I feel like I was there at the genesis of this one. Originally, people used tables for layout because there was nothing else. Dreamweaver and similar wysiwyg editors that code-o-phobes used those days produced table hellish markup that looked reasonable to people on screens with fixed resolutions, but was absolutely abysmal as far as legibility and maintenance.
Then, over time, people righteously hated that and called it an anti-pattern. The original people that wanted semantic layouts and championed CSS in the early days had nuance, but the kiddos learning from them did not. So they thought it was “tables bad!” and they rushed off to please their senior devs by putting tabular data into complicated bullshit elements that were already semantically correct as tables.
I recently installed NoScript, and it’s truly eye-opening the number of pages that “require” JS just to show me a page that has literally no reason to require JS. It’s abysmal.
Long-time NoScript user. I only allow scripts to run that actually need to run, and some I forever-block everywhere just on principle (looking at you Google). Except for sites like banking, if a site won’t run without garbage javascript it’s quite easy to just go elsewhere where the signal-to-noise ratio is smarter.
websites that scroll wrong, and then they stop dead on some animation. Automatic nope on the product.
Pants and suits coming in slim fit. Went to Macy’s, they had like 5-6 of the maybe 8 clothing things with only slim fit. Mf this is fucking McDs loving USA. Ain’t nobody got time for that slim fit nonsense. Why do people not realize that shit also makes the rise some uncomfortable? At that point you just hate have testicles to the point that you may as well admit you’re into a fetish.
I’m a skinny American, and it’s very difficult to find clothes that fit me right—always has been.

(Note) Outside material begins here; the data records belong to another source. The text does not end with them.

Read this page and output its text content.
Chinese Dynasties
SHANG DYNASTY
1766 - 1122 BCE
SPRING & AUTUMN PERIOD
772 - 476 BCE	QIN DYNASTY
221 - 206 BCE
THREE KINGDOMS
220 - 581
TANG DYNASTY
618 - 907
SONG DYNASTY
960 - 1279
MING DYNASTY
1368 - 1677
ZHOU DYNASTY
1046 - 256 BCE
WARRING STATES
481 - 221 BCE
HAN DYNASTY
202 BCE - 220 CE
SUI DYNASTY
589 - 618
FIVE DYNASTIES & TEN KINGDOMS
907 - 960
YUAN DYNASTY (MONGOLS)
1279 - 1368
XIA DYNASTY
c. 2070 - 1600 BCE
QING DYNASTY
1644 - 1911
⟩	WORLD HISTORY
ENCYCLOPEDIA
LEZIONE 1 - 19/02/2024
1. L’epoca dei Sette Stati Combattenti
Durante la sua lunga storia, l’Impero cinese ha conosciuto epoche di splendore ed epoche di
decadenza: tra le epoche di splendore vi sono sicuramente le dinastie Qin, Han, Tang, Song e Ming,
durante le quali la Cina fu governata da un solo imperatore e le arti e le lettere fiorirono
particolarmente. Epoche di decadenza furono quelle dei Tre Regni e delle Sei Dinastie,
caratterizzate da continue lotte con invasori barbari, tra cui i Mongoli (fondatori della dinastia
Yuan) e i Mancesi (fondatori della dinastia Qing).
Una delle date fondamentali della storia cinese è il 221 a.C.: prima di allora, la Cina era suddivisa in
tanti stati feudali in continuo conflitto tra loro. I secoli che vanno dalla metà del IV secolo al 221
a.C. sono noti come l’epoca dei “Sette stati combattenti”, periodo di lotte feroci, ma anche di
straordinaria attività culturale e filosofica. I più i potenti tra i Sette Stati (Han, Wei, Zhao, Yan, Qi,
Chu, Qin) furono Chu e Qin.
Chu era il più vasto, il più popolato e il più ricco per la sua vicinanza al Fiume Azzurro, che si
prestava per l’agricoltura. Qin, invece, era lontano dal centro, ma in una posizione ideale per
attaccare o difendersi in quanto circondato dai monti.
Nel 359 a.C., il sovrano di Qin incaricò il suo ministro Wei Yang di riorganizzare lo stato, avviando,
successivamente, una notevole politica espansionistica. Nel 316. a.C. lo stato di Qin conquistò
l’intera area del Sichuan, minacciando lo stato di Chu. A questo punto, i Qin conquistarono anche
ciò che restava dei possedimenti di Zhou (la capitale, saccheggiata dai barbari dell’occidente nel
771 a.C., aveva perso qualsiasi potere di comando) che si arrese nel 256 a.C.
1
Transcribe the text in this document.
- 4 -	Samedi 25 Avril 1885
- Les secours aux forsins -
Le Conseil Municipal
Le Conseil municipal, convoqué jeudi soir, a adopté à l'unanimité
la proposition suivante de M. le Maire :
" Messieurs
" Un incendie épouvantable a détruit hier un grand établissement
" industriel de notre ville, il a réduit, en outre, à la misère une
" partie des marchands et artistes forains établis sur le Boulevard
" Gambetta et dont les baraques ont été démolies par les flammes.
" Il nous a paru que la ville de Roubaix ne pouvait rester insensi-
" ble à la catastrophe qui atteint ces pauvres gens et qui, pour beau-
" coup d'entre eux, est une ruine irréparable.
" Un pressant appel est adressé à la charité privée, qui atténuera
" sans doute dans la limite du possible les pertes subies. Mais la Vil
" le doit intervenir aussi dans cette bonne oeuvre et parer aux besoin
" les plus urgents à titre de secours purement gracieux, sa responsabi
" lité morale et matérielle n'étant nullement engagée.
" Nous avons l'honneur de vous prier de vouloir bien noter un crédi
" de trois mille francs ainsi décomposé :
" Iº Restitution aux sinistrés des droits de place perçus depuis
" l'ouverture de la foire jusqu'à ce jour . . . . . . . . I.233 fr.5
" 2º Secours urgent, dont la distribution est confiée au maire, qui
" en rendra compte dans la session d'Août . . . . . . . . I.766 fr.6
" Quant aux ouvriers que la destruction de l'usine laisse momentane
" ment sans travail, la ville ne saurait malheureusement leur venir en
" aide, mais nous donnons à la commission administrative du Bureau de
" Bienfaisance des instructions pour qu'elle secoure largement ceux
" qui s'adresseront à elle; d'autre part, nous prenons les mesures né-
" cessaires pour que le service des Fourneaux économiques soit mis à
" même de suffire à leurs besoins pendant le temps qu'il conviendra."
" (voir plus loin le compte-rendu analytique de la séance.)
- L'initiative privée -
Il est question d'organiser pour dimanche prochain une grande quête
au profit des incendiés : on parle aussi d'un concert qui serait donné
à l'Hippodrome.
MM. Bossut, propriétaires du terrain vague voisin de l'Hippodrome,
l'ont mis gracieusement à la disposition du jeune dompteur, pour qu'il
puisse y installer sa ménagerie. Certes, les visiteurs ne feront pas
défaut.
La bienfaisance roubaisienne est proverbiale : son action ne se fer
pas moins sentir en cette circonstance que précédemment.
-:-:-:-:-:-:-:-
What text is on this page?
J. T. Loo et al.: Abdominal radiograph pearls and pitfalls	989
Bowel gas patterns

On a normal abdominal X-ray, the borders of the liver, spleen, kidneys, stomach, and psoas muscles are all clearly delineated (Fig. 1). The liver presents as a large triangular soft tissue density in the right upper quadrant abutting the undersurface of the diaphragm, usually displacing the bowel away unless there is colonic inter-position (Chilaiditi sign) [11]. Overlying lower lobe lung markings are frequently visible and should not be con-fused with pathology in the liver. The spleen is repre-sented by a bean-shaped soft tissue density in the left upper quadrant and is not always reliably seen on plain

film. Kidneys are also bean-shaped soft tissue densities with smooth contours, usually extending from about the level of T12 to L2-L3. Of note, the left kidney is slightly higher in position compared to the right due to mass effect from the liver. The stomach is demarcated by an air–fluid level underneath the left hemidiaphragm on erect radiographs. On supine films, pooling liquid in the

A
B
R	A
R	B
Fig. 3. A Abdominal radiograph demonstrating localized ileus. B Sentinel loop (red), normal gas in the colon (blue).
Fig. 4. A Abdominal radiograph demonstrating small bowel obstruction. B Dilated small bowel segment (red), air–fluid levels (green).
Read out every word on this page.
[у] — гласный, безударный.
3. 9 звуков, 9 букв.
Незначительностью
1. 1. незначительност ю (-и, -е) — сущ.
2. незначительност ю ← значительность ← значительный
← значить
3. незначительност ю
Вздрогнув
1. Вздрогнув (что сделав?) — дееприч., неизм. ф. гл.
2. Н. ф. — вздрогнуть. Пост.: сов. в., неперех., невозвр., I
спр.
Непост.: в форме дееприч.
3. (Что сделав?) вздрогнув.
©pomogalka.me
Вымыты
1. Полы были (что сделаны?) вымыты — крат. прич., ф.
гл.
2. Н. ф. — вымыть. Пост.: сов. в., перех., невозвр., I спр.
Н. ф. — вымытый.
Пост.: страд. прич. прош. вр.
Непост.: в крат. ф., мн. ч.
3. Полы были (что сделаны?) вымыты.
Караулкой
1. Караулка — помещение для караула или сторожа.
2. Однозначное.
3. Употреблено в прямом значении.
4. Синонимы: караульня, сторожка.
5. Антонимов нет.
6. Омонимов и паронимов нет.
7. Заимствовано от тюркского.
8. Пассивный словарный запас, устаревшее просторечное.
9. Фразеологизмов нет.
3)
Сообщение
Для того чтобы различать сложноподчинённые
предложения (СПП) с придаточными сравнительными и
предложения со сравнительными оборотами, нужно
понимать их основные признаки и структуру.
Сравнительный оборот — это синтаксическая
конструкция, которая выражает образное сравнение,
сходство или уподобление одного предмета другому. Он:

Tried on a pair of slim cut jeans the other day in a box store, and the thigh fit like a pair of pantaloons. This is partly due to the trend toward baggier fits (kill me), and even one of my go-to brands sits a little more loosely than I’d like, at the moment.
On one hand, I can still walk into the store I shopped at in high school, pick up my size and cut of pant, and walk out without trying them on, knowing that they will work. On the other hand, I’d like to walk into a store for adults and be able to find my size in a cut that fits.
I knew two years ago when I saw that rich white lady wearing what looked like Jncos for rich white ladies that I was about to get fucked by the resurgence of late 90s fashion styles. Baggy doesn’t look good on someone who looks like they were built out of toothpicks.
All this to say: chin up! Your time is coming!